All of this has so much to do with my grandfather. It's weird, but I feel like if he was around, I'd be able to ask him, and he'd be able to tell me what I should do. It's fucked up, but I rarely asked him for his input, and now all I want is some of his advice.

-J

Thursday, December 15, 2011

Am I the only Comic Writer who does this?

Starting work on a new project with a friend of mine, but as I work out the plot for issue 1, I can't help but wonder...



Am I the only one who does this?

Saturday, August 20, 2011

It has been a while since I updated.


One would think with me working a night shift I'd have more time to blog.
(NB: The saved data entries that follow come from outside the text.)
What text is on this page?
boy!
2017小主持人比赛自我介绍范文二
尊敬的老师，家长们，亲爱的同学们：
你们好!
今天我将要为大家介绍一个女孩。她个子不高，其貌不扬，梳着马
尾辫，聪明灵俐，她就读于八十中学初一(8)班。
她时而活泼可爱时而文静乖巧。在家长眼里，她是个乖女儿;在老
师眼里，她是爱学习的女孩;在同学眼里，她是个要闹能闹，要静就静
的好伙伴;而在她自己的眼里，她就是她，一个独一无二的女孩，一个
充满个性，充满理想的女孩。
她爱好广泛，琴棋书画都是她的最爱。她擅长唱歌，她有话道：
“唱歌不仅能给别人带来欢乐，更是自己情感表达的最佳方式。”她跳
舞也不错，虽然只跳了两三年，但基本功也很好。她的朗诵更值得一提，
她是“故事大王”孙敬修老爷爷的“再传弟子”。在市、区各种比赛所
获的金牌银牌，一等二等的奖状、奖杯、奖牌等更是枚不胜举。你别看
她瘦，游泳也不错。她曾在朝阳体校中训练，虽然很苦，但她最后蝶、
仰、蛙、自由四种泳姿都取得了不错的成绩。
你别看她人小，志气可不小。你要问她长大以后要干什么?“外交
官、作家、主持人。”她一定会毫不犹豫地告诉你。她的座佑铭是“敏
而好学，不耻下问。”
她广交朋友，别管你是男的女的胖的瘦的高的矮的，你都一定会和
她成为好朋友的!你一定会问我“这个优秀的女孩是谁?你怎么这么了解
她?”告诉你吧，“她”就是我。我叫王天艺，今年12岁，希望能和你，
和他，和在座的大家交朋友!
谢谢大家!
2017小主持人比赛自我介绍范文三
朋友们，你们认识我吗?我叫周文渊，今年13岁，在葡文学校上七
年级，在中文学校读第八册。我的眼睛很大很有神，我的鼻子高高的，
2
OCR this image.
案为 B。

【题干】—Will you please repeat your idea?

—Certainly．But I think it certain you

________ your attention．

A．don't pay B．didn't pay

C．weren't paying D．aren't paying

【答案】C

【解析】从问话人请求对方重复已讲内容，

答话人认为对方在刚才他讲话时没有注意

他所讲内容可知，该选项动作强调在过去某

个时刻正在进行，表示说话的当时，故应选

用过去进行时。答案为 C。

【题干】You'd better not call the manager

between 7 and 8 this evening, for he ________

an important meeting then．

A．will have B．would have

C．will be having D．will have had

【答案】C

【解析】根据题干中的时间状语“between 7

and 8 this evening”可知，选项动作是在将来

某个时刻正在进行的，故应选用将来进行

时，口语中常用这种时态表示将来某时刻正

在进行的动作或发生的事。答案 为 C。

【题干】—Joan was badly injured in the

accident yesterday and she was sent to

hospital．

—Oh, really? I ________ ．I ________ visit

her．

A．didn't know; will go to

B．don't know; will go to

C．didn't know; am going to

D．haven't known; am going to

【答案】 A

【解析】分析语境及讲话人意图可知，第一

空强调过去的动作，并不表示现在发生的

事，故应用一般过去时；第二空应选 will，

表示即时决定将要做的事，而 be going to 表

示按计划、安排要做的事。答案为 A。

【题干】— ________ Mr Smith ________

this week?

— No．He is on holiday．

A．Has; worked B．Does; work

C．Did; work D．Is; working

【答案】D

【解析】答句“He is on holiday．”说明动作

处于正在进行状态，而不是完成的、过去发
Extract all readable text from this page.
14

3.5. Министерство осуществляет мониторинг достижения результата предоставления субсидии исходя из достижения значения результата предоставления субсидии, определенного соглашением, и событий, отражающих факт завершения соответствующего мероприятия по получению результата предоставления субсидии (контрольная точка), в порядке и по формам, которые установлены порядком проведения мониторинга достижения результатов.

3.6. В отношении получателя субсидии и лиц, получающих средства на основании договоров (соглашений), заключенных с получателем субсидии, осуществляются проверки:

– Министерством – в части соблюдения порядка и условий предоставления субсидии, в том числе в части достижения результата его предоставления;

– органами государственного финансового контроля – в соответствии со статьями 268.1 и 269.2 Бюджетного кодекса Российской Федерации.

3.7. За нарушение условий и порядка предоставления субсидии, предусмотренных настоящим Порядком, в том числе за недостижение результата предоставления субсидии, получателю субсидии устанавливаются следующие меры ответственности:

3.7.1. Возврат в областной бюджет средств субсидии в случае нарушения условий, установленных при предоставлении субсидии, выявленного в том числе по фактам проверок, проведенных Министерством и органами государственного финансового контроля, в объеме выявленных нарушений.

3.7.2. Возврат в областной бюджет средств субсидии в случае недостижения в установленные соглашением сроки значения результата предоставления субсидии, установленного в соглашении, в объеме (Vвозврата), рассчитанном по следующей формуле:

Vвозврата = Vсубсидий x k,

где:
Truth be told, I could be. I spend about half my time doing proper work, the other half of the time fucking off. I write, of course, jotting down ideas. But a lot of the time I spend writing is spent watching shit on Hulu…. WHich I really want Canada to have. It's amazing. Being able to stream pretty much any TV show…. I just wish I was able to buy plus, because I would honestly stop downloading TV shows entirely. It's research I suppose. It actually allows me to see what's out there beyond what I can only limitedly see (More than whats popular.)


So without further…


SHOWS I LOVE THAT I FOUND ON HULU:


1. Kitchen Confidential.


So this show is from 2004. It's basically Bradley Cooper playing Bradley Cooper as a Chef. I think ti may be partially responsible for his role in a lot of movies. He is a washed out character, who is 1.5 years sober by the time we catch up, and he gets a second chance, being put in charge of a kitchen on a small New York boutique restaurant. I loved it. It's a shame was cancelled.


2. The League


A sitcom about fantasy football league. friends since high school, and their interactions with their families, and a few outside options. I gotta say, I didn't know what this was about before I started watching it. If I had, I may not have watched it. But I'm glad I did. It is hilarious. It's on FX so their is a lot of cussing (But no fucks). I like it and will continue to watch…. Any fans of Archer should check it out, it has a similar type of humour.


3. Misfits.


This one is kind of a cheat. I have wanted to watch this show for some time. But Never got around to it. I am just rounding out the second episode now. And I am enraptured. I'll introduce this one to Allison tonight. I don't know if she'll actually be interested enough to watch it, it's a little vulgar, even by my standards. But I love the british take on this kind of story, and I am looking forward to watching more.


4. Hells Kitchen


So what the fuck. I could be watching this outside of Hulu, but I never in my wildest dream believed I would get hooked like this. I am rooting for some, and want to see one of the bitches get kicked off the show. Needless to say, this show is great and Bad for the same reasons.


SHOWS IN QUEUE


A show called Whites, about Kitchen staff again, i think its less comedy though. Testees. a show about people who are test subjects. It sounds awesome!